There’s no way to sugarcoat it—LVMH is in trouble. The French giant’s third-quarter revenue fell by 3%, slipping below analyst forecasts and punctuating the state of the luxury industry. 

LVMH, home to well-known brands such as Christian Dior and Celine, noted sluggish demand from shoppers at various points this year. 

While the company’s fate isn’t nearly as dire as some rivals like Kering, which issued a profit warning earlier this year, trailing sales in LVMH’s fashion, leather, and wine and spirits segments aren’t a good sign. 

But the company shrugged off the idea of drawing customers like other regular retail companies would: with more discounts. 

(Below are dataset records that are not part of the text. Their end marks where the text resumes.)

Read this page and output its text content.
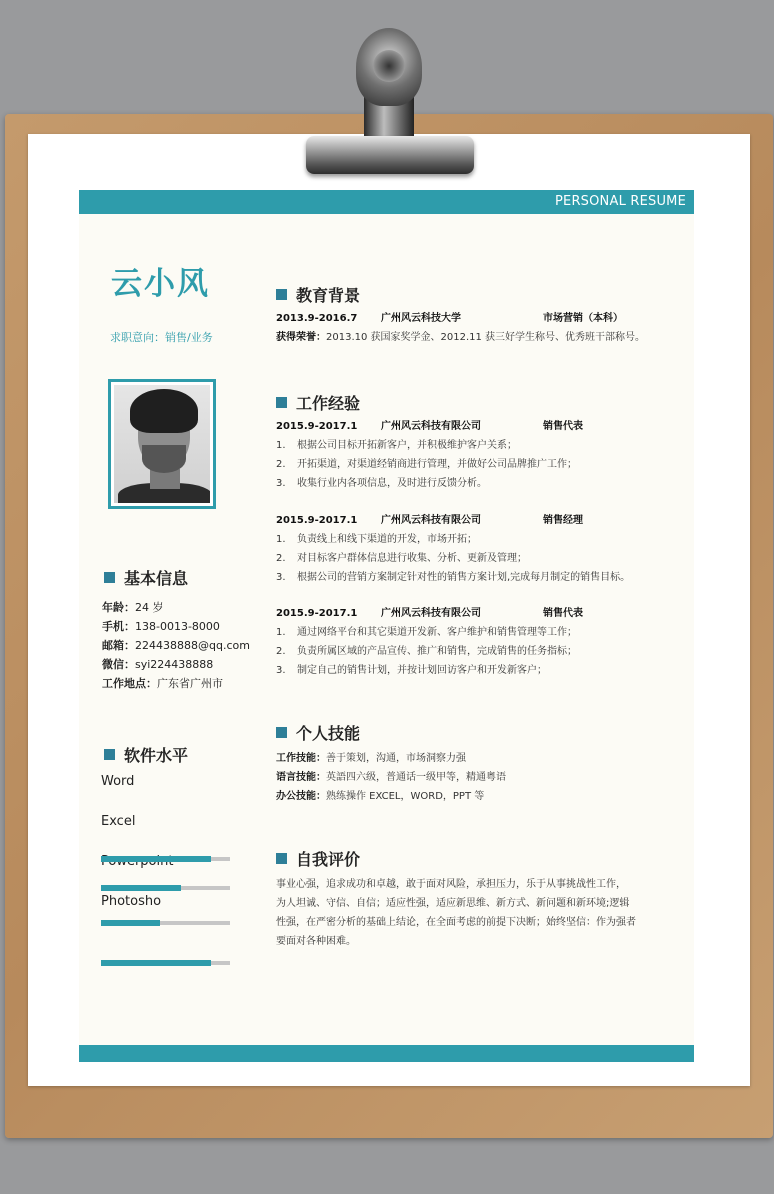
PERSONAL RESUME
云小风
求职意向：销售/业务
基本信息
年龄：24 岁
手机：138-0013-8000
邮箱：224438888@qq.com
微信：syi224438888
工作地点：广东省广州市
软件水平
Word
Excel
Photosho
教育背景
2013.9-2016.7 广州风云科技大学	市场营销（本科）
获得荣誉：2013.10 获国家奖学金、2012.11 获三好学生称号、优秀班干部称号。
工作经验
2015.9-2017.1 广州风云科技有限公司	销售代表
1. 根据公司目标开拓新客户，并积极维护客户关系；
2. 开拓渠道，对渠道经销商进行管理，并做好公司品牌推广工作；
3. 收集行业内各项信息，及时进行反馈分析。
2015.9-2017.1 广州风云科技有限公司	销售经理
1. 负责线上和线下渠道的开发，市场开拓；
2. 对目标客户群体信息进行收集、分析、更新及管理；
3. 根据公司的营销方案制定针对性的销售方案计划,完成每月制定的销售目标。
2015.9-2017.1 广州风云科技有限公司	销售代表
1. 通过网络平台和其它渠道开发新、客户维护和销售管理等工作；
2. 负责所属区域的产品宣传、推广和销售，完成销售的任务指标；
3. 制定自己的销售计划，并按计划回访客户和开发新客户；
个人技能
工作技能：善于策划，沟通，市场洞察力强
语言技能：英語四六级，普通话一级甲等，精通粤语
办公技能：熟练操作 EXCEL，WORD，PPT 等
自我评价
事业心强，追求成功和卓越，敢于面对风险，承担压力，乐于从事挑战性工作，
为人坦诚、守信、自信；适应性强，适应新思维、新方式、新问题和新环境;逻辑
性强，在严密分析的基础上结论，在全面考虑的前提下决断；始终坚信：作为强者
要面对各种困难。
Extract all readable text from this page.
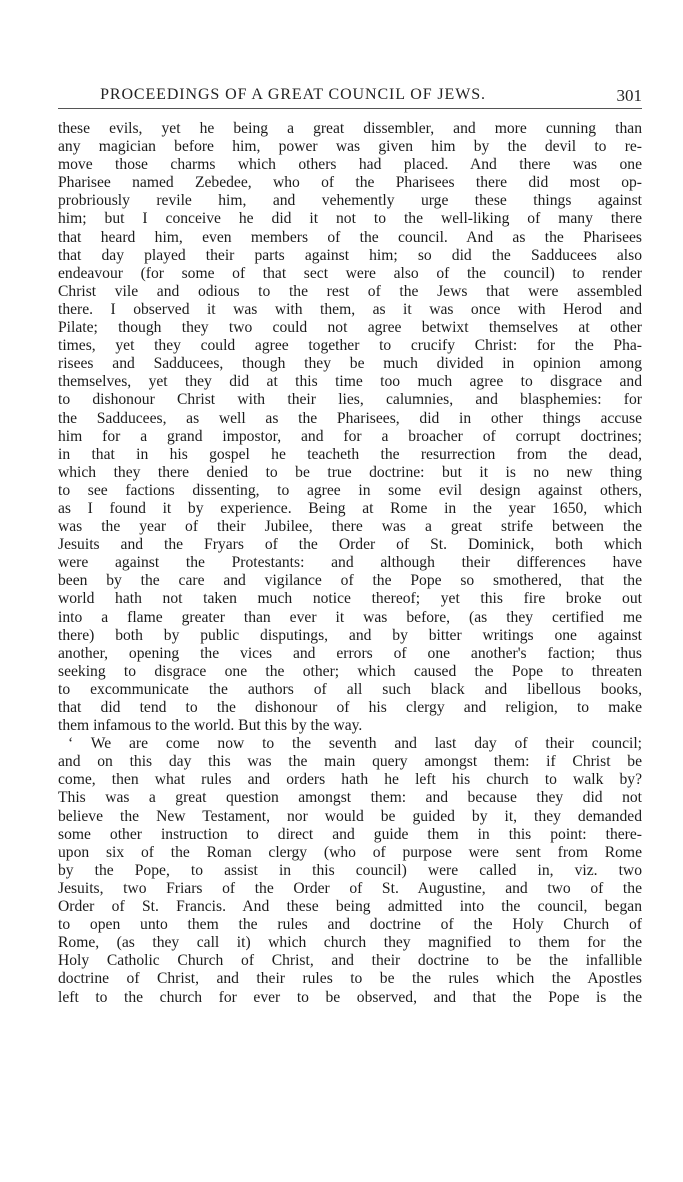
PROCEEDINGS OF A GREAT COUNCIL OF JEWS.	301
these evils, yet he being a great dissembler, and more cunning than
any magician before him, power was given him by the devil to re-
move those charms which others had placed. And there was one
Pharisee named Zebedee, who of the Pharisees there did most op-
probriously revile him, and vehemently urge these things against
him; but I conceive he did it not to the well-liking of many there
that heard him, even members of the council. And as the Pharisees
that day played their parts against him; so did the Sadducees also
endeavour (for some of that sect were also of the council) to render
Christ vile and odious to the rest of the Jews that were assembled
there. I observed it was with them, as it was once with Herod and
Pilate; though they two could not agree betwixt themselves at other
times, yet they could agree together to crucify Christ: for the Pha-
risees and Sadducees, though they be much divided in opinion among
themselves, yet they did at this time too much agree to disgrace and
to dishonour Christ with their lies, calumnies, and blasphemies: for
the Sadducees, as well as the Pharisees, did in other things accuse
him for a grand impostor, and for a broacher of corrupt doctrines;
in that in his gospel he teacheth the resurrection from the dead,
which they there denied to be true doctrine: but it is no new thing
to see factions dissenting, to agree in some evil design against others,
as I found it by experience. Being at Rome in the year 1650, which
was the year of their Jubilee, there was a great strife between the
Jesuits and the Fryars of the Order of St. Dominick, both which
were against the Protestants: and although their differences have
been by the care and vigilance of the Pope so smothered, that the
world hath not taken much notice thereof; yet this fire broke out
into a flame greater than ever it was before, (as they certified me
there) both by public disputings, and by bitter writings one against
another, opening the vices and errors of one another's faction; thus
seeking to disgrace one the other; which caused the Pope to threaten
to excommunicate the authors of all such black and libellous books,
that did tend to the dishonour of his clergy and religion, to make
them infamous to the world. But this by the way.
‘ We are come now to the seventh and last day of their council;
and on this day this was the main query amongst them: if Christ be
come, then what rules and orders hath he left his church to walk by?
This was a great question amongst them: and because they did not
believe the New Testament, nor would be guided by it, they demanded
some other instruction to direct and guide them in this point: there-
upon six of the Roman clergy (who of purpose were sent from Rome
by the Pope, to assist in this council) were called in, viz. two
Jesuits, two Friars of the Order of St. Augustine, and two of the
Order of St. Francis. And these being admitted into the council, began
to open unto them the rules and doctrine of the Holy Church of
Rome, (as they call it) which church they magnified to them for the
Holy Catholic Church of Christ, and their doctrine to be the infallible
doctrine of Christ, and their rules to be the rules which the Apostles
left to the church for ever to be observed, and that the Pope is the
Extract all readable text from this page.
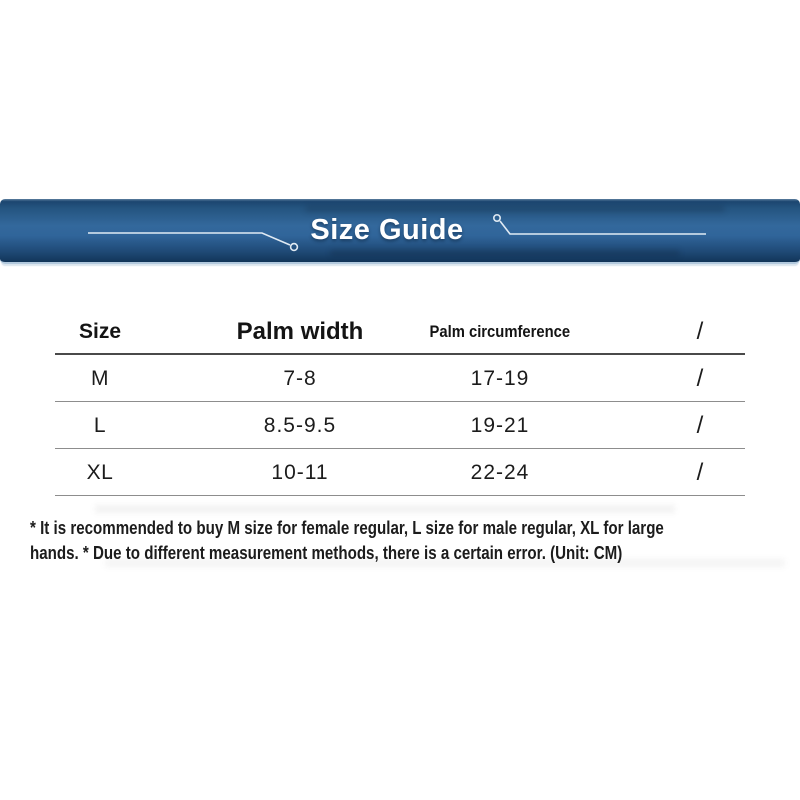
Size Guide
Size	Palm width	Palm circumference	/
M	7-8	17-19	/
L	8.5-9.5	19-21	/
XL	10-11	22-24	/
* It is recommended to buy M size for female regular, L size for male regular, XL for large
hands. * Due to different measurement methods, there is a certain error. (Unit: CM)
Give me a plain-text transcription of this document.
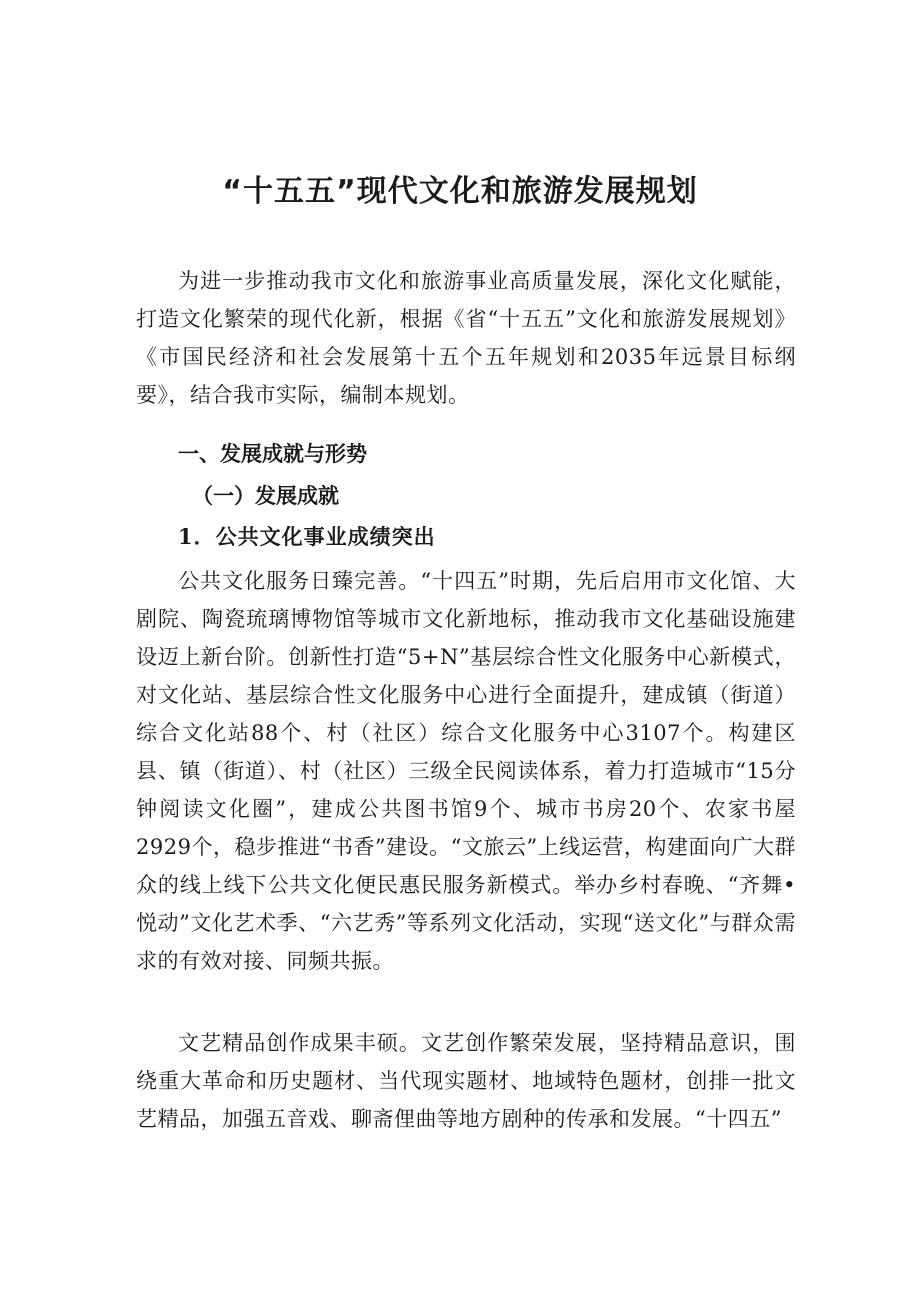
“十五五”现代文化和旅游发展规划

为进一步推动我市文化和旅游事业高质量发展，深化文化赋能，打造文化繁荣的现代化新，根据《省“十五五”文化和旅游发展规划》《市国民经济和社会发展第十五个五年规划和2035年远景目标纲要》，结合我市实际，编制本规划。

一、发展成就与形势
（一）发展成就
1．公共文化事业成绩突出

公共文化服务日臻完善。“十四五”时期，先后启用市文化馆、大剧院、陶瓷琉璃博物馆等城市文化新地标，推动我市文化基础设施建设迈上新台阶。创新性打造“5+N”基层综合性文化服务中心新模式，对文化站、基层综合性文化服务中心进行全面提升，建成镇（街道）综合文化站88个、村（社区）综合文化服务中心3107个。构建区县、镇（街道）、村（社区）三级全民阅读体系，着力打造城市“15分钟阅读文化圈”，建成公共图书馆9个、城市书房20个、农家书屋2929个，稳步推进“书香”建设。“文旅云”上线运营，构建面向广大群众的线上线下公共文化便民惠民服务新模式。举办乡村春晚、“齐舞•悦动”文化艺术季、“六艺秀”等系列文化活动，实现“送文化”与群众需求的有效对接、同频共振。

文艺精品创作成果丰硕。文艺创作繁荣发展，坚持精品意识，围绕重大革命和历史题材、当代现实题材、地域特色题材，创排一批文艺精品，加强五音戏、聊斋俚曲等地方剧种的传承和发展。“十四五”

LVMH’s CFO Jean-Jacques Guiony said that the company wouldn’t “change strategies” just to offset the lukewarm demand in luxury now during LVMH’s earnings call earlier this week. 

Another strategy that simply won’t fit the company? Offering a range of affordable products. 

“I think it would be a mistake,” Guiony said in a call. “We still keep on the idea that we should stay faithful to what has been the recipe of our success over the years.”

The French conglomerate run by Bernard Arnault is home to a slew of high-end jewelry, fashion, and spirits brands. Many of its products, including those under the eponymous Louis Vuitton brand, retail for well above $1,000, making them a tough sell for aspirational buyers. 

However, the company has long operated in the high-end retail market and argues that going the discount route would dilute its offerings. 

There have been recent cases of brands’ implementing such a strategy going wrong. Take Kate Spade, for example. It decided to lean heavily on promotions until Coach finally acquired it for $2.4 billion in 2017. 

Many luxury goods have been forced into the mark-down pile from brands like Versace and Burberry, which cater to entry-level luxury buyers. The reason? Shoppers have gone from spending generously to becoming reluctant about high-end purchases amid tough macroeconomic conditions. 

Economic policies, which have also prompted consumers to pull their purse strings right, have had ripple effects on the luxury industry. For instance, when China indicated upcoming stimulus measures to help revive its economy, LVMH and other luxury players saw their shares rise in the hopes that it would end shoppers’ hesitation. But when those promises failed to deliver, the same companies saw their shares fall. 

LVMH CEO Arnault’s wealth has also ebbed and flowed with every major news event—from China’s stimulus to the company’s quarterly earnings. 

While it’s still uncertain how long a recovery might take, LVMH is sure it won’t change its approach too dramatically just to be relevant in the short term, even if that means a few more months or years of sluggish sales ahead.